Dolayısıyla eşitlik, demokrasi ve özgürlük artık bunlar mazide kaldı. Bizi bu kavramlarla oyalıyorlar aslında. Bilimler tarihindeki geçmişimizi unutturup geriden gelerek kendilerine muhtaç durumda olmamızı istiyorlar. Çünkü yangının olmadığı bir yerde itfaiyeci iş yapamaz. Dolayısıyla dünyanın gündemi ölümsüzlüktür. Günümüzün trendi budur. Bu konu ile ilgili yaşanan gelişmeler bize hep keloğlan hikayeleri gibi gelmiştir; çok umursamadan gülüp geçmişizdir hep. Ancak bu tabi ki de gerçeği değiştirmeyecektir. Mesela bazı biliminsanları yaklaşık yüzyıl sonra zengin olan insanların (kapitalizmin ölümü de ele geçirmek isteyeceğini düşünmemek olmaz!) ölen dokularını yenileyip beynini ve organlarını iyileştirerek kendisini altmışlı yaşlarında da baştan yaratabileceğini söylüyor.
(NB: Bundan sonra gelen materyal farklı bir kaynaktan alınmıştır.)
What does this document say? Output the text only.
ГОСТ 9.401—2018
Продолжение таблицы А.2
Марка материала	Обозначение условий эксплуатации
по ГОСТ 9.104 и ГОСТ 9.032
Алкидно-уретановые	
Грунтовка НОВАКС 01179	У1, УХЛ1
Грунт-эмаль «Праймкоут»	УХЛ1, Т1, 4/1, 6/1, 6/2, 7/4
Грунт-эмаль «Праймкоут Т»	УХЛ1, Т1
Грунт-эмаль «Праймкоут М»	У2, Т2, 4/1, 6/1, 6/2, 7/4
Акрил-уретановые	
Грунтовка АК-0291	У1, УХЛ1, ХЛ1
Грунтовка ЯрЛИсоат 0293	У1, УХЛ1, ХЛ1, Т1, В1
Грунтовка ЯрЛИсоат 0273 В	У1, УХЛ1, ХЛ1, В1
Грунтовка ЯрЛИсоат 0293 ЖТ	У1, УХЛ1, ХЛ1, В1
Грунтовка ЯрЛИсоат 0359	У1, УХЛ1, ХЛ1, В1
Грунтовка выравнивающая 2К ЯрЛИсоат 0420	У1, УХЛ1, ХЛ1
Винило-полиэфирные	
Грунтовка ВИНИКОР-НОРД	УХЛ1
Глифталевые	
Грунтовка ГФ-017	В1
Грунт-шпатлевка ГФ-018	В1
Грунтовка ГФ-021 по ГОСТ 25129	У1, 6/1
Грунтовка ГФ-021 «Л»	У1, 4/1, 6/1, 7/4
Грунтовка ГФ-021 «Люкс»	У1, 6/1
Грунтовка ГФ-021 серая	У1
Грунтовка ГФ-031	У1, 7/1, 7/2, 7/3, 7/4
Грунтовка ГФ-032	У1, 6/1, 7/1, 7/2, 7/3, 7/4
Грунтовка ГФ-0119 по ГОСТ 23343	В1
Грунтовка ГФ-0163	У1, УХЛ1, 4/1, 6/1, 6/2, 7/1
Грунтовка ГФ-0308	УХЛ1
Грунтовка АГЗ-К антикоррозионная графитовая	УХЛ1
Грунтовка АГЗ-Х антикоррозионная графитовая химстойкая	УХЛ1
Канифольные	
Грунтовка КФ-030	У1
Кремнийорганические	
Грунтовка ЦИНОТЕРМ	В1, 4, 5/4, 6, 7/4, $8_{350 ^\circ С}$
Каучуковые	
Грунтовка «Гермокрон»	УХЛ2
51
Yine bu konuyla alakalı bir gelişme olarak,  18 Eylül 2013’te  Google şirketinin mühendisleri ölümü çözmeyi hedefleyen ve amacı sadece bu olan Calico adında bir şirket kurdu. Bu şirkette yaşlanmayı önleme ve ölüm üzerine neler yapılabileceği hakkında araştırmalar yapılıyor. Size ilk başta tam anlamıyla sonsuz bir dünya hayatı sunmuyorlar, ilk hedefleri doğal olaylara ve hastalıklara önlemler bularak insan ömrünü şu anki insan ömrünün iki katına çıkarmak. Bu hedefe yüz yıl sonra ulaşılacağını söyleyen bilim insanları da var elli yıl sonra ulaşılabileceğini söylen de.

Sonuç olarak, bazı dogmalarımızdan dolayı bilim gerçeğini göz ardı etmek bizim dünyayı anlama çabamızda çok büyük sektelere uğramamıza sebep olacaktır.

Ölümsüzlükle ilgili bu araştırmaları yaparken aklıma şu soru takıldı; dünya hayatında ölümsüzlük olsaydı eğer, insanın yaşantısında ne gibi değişiklikler olurdu?